Ein europäisches Medium

26. Mai 2009
Presseurop

"Die Sprache Europas ist die Übersetzung" hat Umberto Eco einmal gesagt. Diese sprachliche und kulturelle Vielfalt schuf zwar eine der kreativsten Zivilisationen, aber auch unzählige Konflikte. Heute, wo die 500 Millionen Europäer der Union immer näher zusammenrücken, ist die Sprache kein Faktor für Unstimmigkeiten mehr. Doch ist es schwierig, sich richtig kennen zu lernen, wenn man mit 23 Nationalsprachen jonglieren muss — nicht zu vergessen die Regionalsprachen, die nur darauf warten, von Brüssel anerkannt zu werden.

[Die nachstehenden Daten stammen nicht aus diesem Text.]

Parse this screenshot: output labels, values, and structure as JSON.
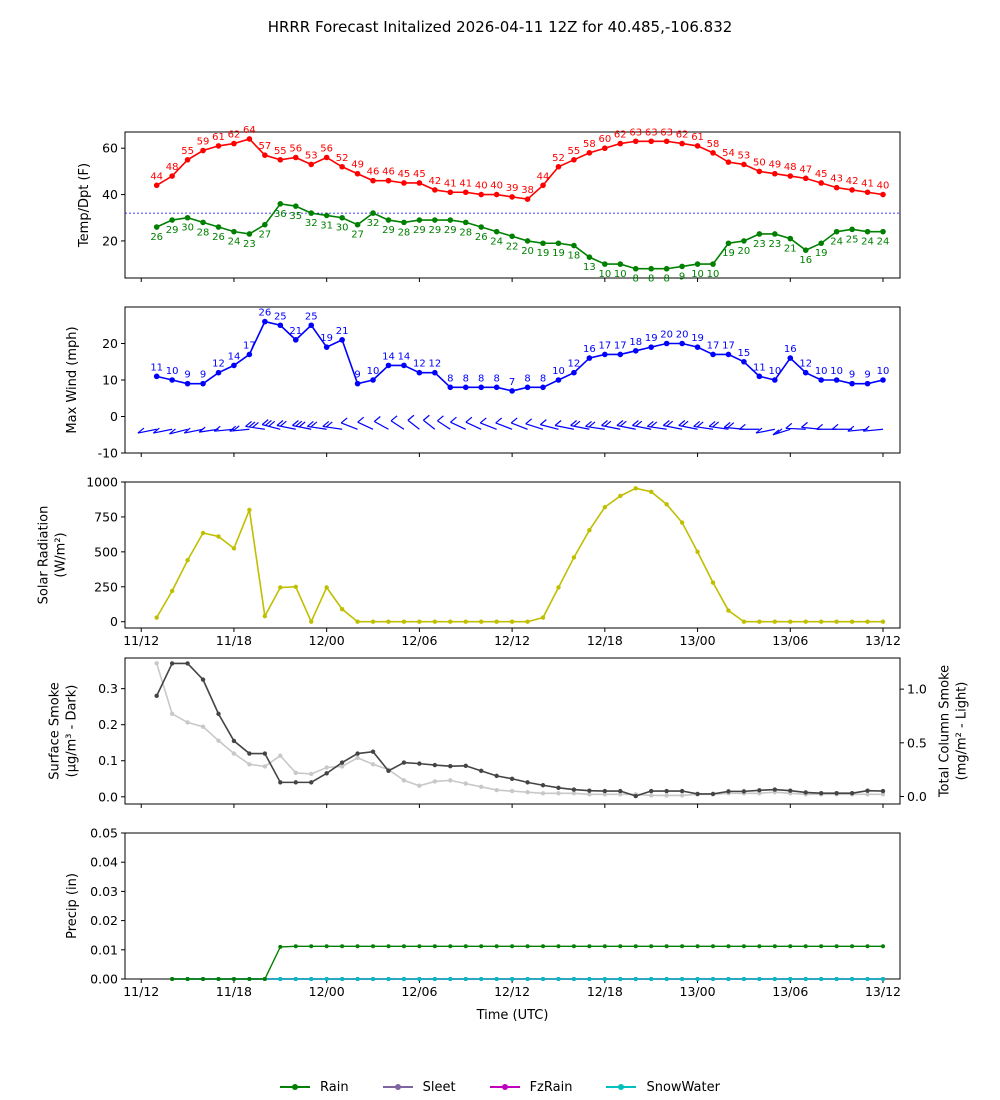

Um sich zu unterhalten oder zu informieren, können die 500 Millionen Europäer Satellitenfernsehen schauen, Online-Radio hören oder Zeitung lesen, auf Papier oder im Netz. Entfernungen sind kein Problem mehr. Doch wo immer sie sich auf dem Kontinent befinden mögen, die meisten Menschen wählen Medien in ihrer Muttersprache, oder in ein, zwei anderen Sprachen. "Um Informationen über Europa zu finden, steht den europäischen Bürgern kein transnationales Medium zur Verfügung", bedauerte jüngst Marc Leijendekker, Redakteur der Rubrik "Europa" der holländischen Tageszeitung NRC Handelsblad. "Es gibt keine einzige europäische Zeitung, die sowohl von Italienern als auch von Tschechen gelesen wird, keine Website, wo sich sowohl Spanier und Schweden informieren können, keine Fernsehsendung, die um 20 Uhr alle Wohnzimmer Europas erreicht."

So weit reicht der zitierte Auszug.